This study attempts to estimate the demand for labor under the fifth Five-Year Economic Development Plan, as well as the long-term changes in the demand for labor, up to 1991.
In order to achieve its goal of a Korean welfare society in the 1980s, the Korean government will need to direct its attention to labor. Cheap, abundant, and skilled labor is not only the greatest asset towards Korea’s continued economic growth, but workers as consumers are also both the means and ends of production. Without enhancing the productivity of the Korean workforce, the country will not be able to achieve a welfare society. The central task of the Korean government in the 1980s should be to adjust and maintain the balance between growth and stability, by developing an effective workforce policy.

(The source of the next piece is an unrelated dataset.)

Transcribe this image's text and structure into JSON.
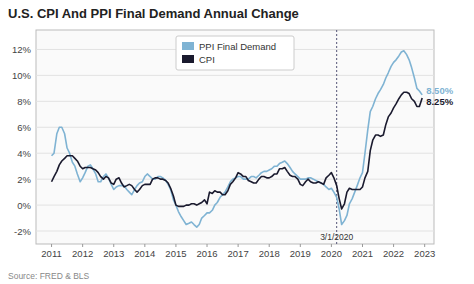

The key claim of this study is that, while occupational training is important in Korea, the path to a welfare society lies in ensuring an efficient distribution of Korea’s workforce by modernizing employment stabilization. The conclusions of this study are summarized as follows:
First, significant investment needs to be made into establishing pragmatic labor-management relationships and into developing new technologies to increase productivity. Second, the number of local or regional daycare facilities should be increased, as married women in their 30s or older are more likely than their younger and unmarried counterparts to join the workforce, and as it will be important for Korean industries to retain these working women. Third, businesses need to establish responsible personnel management systems so as to ensure that only competent and enthusiastic employees are hired and retained. Fourth, rationalization of employment is crucial to improving the productivity of the Korean workforce. Fifth, the wage and remuneration system needs to be reformed so that individuals and groups earn in proportion to what they contribute. Sixth, Korean fiscal and financial policies should be developed and implemented only after job market circumstances are taken into consideration. Seventh, the Korean government should create employment support centers throughout the nation, and merge them with local institutes for occupational training and functional certification into local HR complexes, to minimize fractional employment. Eighth, the government should minimize its intervention in labor-management relations, instead encouraging labor and management to settle their disputes on their own.